Ela contou que as maiores dificuldades aconteceram na fase de preparação do barco, que se estendeu por cerca de um ano. E precisou enfrentar o ceticismo de pessoas que duvidaram de que ela conseguiria realizar a viagem. “Teve prestadores de serviço que duvidaram”, lembrou. “Mas, se eu pude terminar, é porque muitas outras pessoas apoiaram.”
Entre os aprendizados está o de encarar a solidão no mar: “Aprendi a ficar só e a tornar a solidão minha companheira”, contou. Outra lição foi sobre como lidar e superar a vontade de desistir. “A desistência é sempre tentadora, principalmente antes da partida.”
Ao chegar à Groenlândia, surpreendeu-se com os contrastes do modo de vida ancestral sob influências do Ocidente, a partir da ligação territorial com a Dinamarca. “Tive uma expectativa completamente quebrada. Eu encontro aqui um ambiente que me lembra muito aquele que eu via quando estava na Antártida, na minha infância”, recordou, evocando férias que passou no continente gelado com a família.

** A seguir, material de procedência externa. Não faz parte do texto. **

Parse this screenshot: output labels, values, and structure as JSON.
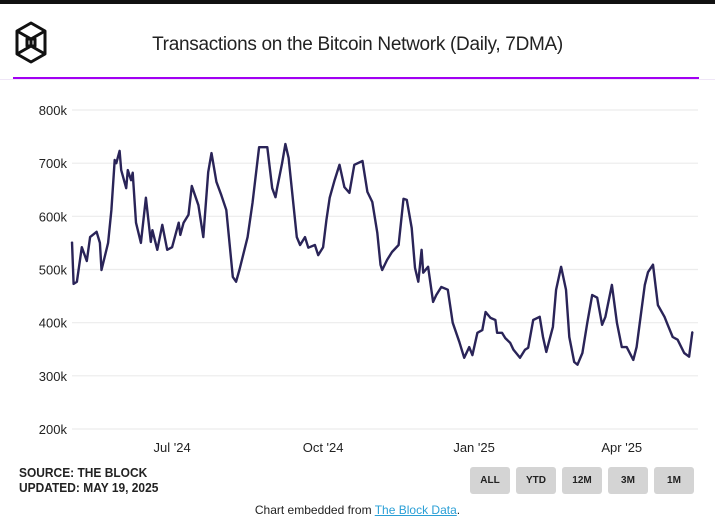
{
  "header": {
    "title": "Transactions on the Bitcoin Network (Daily, 7DMA)",
    "logo": "The Block cube logo"
  },
  "footer": {
    "source": "SOURCE: THE BLOCK",
    "updated": "UPDATED: MAY 19, 2025",
    "buttons": [
      "ALL",
      "YTD",
      "12M",
      "3M",
      "1M"
    ],
    "embed_prefix": "Chart embedded from ",
    "embed_link": "The Block Data",
    "embed_suffix": "."
  },
  "colors": {
    "line": "#2a2458",
    "accent": "#a100f2",
    "grid": "#ececec",
    "button": "#d4d4d4",
    "link": "#2a9fd6"
  },
  "chart_data": {
    "type": "line",
    "title": "Transactions on the Bitcoin Network (Daily, 7DMA)",
    "xlabel": "",
    "ylabel": "",
    "x_unit": "days since 2024-05-01",
    "x_range": [
      0,
      379
    ],
    "ylim": [
      200,
      800
    ],
    "y_unit": "thousands",
    "yticks": [
      {
        "v": 200,
        "label": "200k"
      },
      {
        "v": 300,
        "label": "300k"
      },
      {
        "v": 400,
        "label": "400k"
      },
      {
        "v": 500,
        "label": "500k"
      },
      {
        "v": 600,
        "label": "600k"
      },
      {
        "v": 700,
        "label": "700k"
      },
      {
        "v": 800,
        "label": "800k"
      }
    ],
    "xticks": [
      {
        "d": 61,
        "label": "Jul '24"
      },
      {
        "d": 153,
        "label": "Oct '24"
      },
      {
        "d": 245,
        "label": "Jan '25"
      },
      {
        "d": 335,
        "label": "Apr '25"
      }
    ],
    "grid": true,
    "legend": "none",
    "series": [
      {
        "name": "Transactions (7DMA)",
        "points": [
          [
            0,
            552
          ],
          [
            1,
            473
          ],
          [
            3,
            477
          ],
          [
            6,
            542
          ],
          [
            9,
            516
          ],
          [
            11,
            561
          ],
          [
            15,
            571
          ],
          [
            17,
            550
          ],
          [
            18,
            499
          ],
          [
            22,
            550
          ],
          [
            24,
            612
          ],
          [
            26,
            706
          ],
          [
            27,
            700
          ],
          [
            29,
            723
          ],
          [
            30,
            687
          ],
          [
            33,
            653
          ],
          [
            34,
            687
          ],
          [
            36,
            668
          ],
          [
            37,
            682
          ],
          [
            39,
            588
          ],
          [
            42,
            550
          ],
          [
            45,
            635
          ],
          [
            48,
            552
          ],
          [
            49,
            574
          ],
          [
            52,
            537
          ],
          [
            55,
            584
          ],
          [
            58,
            537
          ],
          [
            61,
            542
          ],
          [
            65,
            588
          ],
          [
            66,
            565
          ],
          [
            68,
            588
          ],
          [
            71,
            603
          ],
          [
            73,
            657
          ],
          [
            77,
            621
          ],
          [
            80,
            561
          ],
          [
            83,
            683
          ],
          [
            85,
            719
          ],
          [
            88,
            665
          ],
          [
            91,
            640
          ],
          [
            94,
            612
          ],
          [
            98,
            486
          ],
          [
            100,
            477
          ],
          [
            102,
            499
          ],
          [
            107,
            561
          ],
          [
            110,
            625
          ],
          [
            114,
            730
          ],
          [
            119,
            730
          ],
          [
            122,
            653
          ],
          [
            124,
            636
          ],
          [
            125,
            653
          ],
          [
            128,
            700
          ],
          [
            130,
            736
          ],
          [
            132,
            710
          ],
          [
            137,
            561
          ],
          [
            139,
            546
          ],
          [
            142,
            561
          ],
          [
            144,
            541
          ],
          [
            148,
            546
          ],
          [
            150,
            527
          ],
          [
            153,
            542
          ],
          [
            155,
            593
          ],
          [
            157,
            635
          ],
          [
            160,
            668
          ],
          [
            163,
            697
          ],
          [
            166,
            655
          ],
          [
            169,
            644
          ],
          [
            172,
            697
          ],
          [
            177,
            704
          ],
          [
            180,
            646
          ],
          [
            183,
            627
          ],
          [
            186,
            569
          ],
          [
            188,
            509
          ],
          [
            189,
            499
          ],
          [
            192,
            518
          ],
          [
            195,
            533
          ],
          [
            199,
            546
          ],
          [
            202,
            633
          ],
          [
            204,
            631
          ],
          [
            207,
            578
          ],
          [
            209,
            503
          ],
          [
            211,
            477
          ],
          [
            213,
            537
          ],
          [
            214,
            494
          ],
          [
            217,
            505
          ],
          [
            220,
            439
          ],
          [
            222,
            452
          ],
          [
            225,
            467
          ],
          [
            229,
            462
          ],
          [
            232,
            400
          ],
          [
            236,
            364
          ],
          [
            239,
            334
          ],
          [
            242,
            354
          ],
          [
            244,
            339
          ],
          [
            247,
            381
          ],
          [
            250,
            386
          ],
          [
            252,
            420
          ],
          [
            255,
            409
          ],
          [
            258,
            405
          ],
          [
            259,
            381
          ],
          [
            262,
            381
          ],
          [
            264,
            371
          ],
          [
            267,
            362
          ],
          [
            269,
            349
          ],
          [
            273,
            334
          ],
          [
            276,
            349
          ],
          [
            278,
            353
          ],
          [
            281,
            405
          ],
          [
            285,
            411
          ],
          [
            287,
            373
          ],
          [
            289,
            345
          ],
          [
            293,
            392
          ],
          [
            295,
            462
          ],
          [
            298,
            505
          ],
          [
            301,
            462
          ],
          [
            303,
            373
          ],
          [
            306,
            326
          ],
          [
            308,
            321
          ],
          [
            311,
            343
          ],
          [
            314,
            400
          ],
          [
            317,
            452
          ],
          [
            320,
            447
          ],
          [
            323,
            396
          ],
          [
            325,
            411
          ],
          [
            329,
            471
          ],
          [
            332,
            400
          ],
          [
            335,
            354
          ],
          [
            338,
            354
          ],
          [
            342,
            330
          ],
          [
            344,
            354
          ],
          [
            346,
            400
          ],
          [
            349,
            471
          ],
          [
            351,
            495
          ],
          [
            354,
            509
          ],
          [
            357,
            433
          ],
          [
            361,
            411
          ],
          [
            363,
            396
          ],
          [
            366,
            373
          ],
          [
            369,
            368
          ],
          [
            373,
            343
          ],
          [
            376,
            336
          ],
          [
            378,
            383
          ]
        ]
      }
    ]
  }
}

“Só que há um fator que transforma tudo agora: a presença de pessoas. Os groenlandeses têm uma cultura ligada ao meio ambiente que os rodeia e hábitos culturais que são chocantes pra gente. Eles caçam focas, estão acostumados a ter iceberg no jardim. Tenho várias concepções completamente transformadas. É um povo que sabe da importância de se adaptar aos contextos”, explicou.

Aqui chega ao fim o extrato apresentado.